Postoperative delirium highlighted the need for geriatric assessment and prevention strategies. Early mobilization led to full recovery, demonstrating that surgery is safe when functional reserves are adequate and that conservative care is risky [4, 10, 11]. Preoperative diagnosis via advanced imaging, though rare, improves outcomes and with mortality near 6% in delayed or comorbid cases, this recovery at 91 supports surgical management in the very elderly [3, 4, 6].
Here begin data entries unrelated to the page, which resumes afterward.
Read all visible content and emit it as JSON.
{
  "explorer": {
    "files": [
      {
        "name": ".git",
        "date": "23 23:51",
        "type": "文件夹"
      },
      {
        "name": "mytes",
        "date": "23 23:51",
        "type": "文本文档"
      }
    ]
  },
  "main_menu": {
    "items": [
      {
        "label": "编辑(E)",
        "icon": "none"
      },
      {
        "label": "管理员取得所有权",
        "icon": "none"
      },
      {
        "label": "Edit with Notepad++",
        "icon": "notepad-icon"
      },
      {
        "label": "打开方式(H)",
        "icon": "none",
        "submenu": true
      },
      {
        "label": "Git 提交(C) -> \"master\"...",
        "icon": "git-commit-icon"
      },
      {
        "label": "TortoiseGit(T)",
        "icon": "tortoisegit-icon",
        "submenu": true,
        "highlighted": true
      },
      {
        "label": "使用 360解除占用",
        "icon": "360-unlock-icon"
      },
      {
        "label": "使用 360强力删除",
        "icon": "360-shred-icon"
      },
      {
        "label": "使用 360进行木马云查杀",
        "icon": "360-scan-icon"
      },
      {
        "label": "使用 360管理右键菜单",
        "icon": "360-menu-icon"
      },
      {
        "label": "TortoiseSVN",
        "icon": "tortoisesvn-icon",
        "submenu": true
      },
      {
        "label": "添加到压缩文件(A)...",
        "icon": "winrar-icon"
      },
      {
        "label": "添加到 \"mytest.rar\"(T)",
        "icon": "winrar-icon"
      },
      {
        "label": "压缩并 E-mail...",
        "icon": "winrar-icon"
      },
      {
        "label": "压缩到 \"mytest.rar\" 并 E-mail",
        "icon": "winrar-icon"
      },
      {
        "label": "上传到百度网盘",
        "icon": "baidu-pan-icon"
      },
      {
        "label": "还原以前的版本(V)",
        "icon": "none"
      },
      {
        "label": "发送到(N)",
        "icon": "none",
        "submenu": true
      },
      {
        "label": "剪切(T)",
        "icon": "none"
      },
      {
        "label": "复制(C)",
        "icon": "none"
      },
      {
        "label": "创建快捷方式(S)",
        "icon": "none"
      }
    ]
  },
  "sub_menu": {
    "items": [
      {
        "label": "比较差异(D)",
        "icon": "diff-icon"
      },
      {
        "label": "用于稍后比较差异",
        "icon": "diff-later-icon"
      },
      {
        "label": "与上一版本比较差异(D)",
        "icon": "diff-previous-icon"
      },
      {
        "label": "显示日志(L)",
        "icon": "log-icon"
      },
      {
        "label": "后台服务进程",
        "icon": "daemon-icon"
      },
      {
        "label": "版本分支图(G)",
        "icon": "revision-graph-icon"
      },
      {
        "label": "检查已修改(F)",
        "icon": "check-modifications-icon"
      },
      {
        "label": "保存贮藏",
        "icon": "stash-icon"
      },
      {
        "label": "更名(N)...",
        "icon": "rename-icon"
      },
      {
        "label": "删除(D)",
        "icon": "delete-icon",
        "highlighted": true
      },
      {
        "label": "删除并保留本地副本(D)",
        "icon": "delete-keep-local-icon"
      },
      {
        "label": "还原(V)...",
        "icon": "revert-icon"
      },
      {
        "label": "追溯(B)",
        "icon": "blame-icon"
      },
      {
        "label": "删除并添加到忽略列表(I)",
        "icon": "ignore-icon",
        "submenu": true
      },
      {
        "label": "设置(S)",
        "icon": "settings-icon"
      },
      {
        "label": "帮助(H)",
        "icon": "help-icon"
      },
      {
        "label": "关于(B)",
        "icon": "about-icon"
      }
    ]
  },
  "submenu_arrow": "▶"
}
This case underscores the need to recognize gallbladder volvulus in elderly women with acute cholecystitis and to include it in the differential diagnosis, reaffirming the value of laparoscopic treatment in acute cases.
Conclusion
Gallbladder volvulus should be suspected in elderly patients with acute cholecystitis, with early laparoscopic cholecystectomy as the preferred treatment for those with good functional status.
Conflicts of interest
None declared.
Funding
None declared.
Declaration of patient consent
The patient has given consent for his images and other clinical information to be reported. A signed consent form is available.
Guarantors
Stefan Breitenstein, Patryk Kambakamba.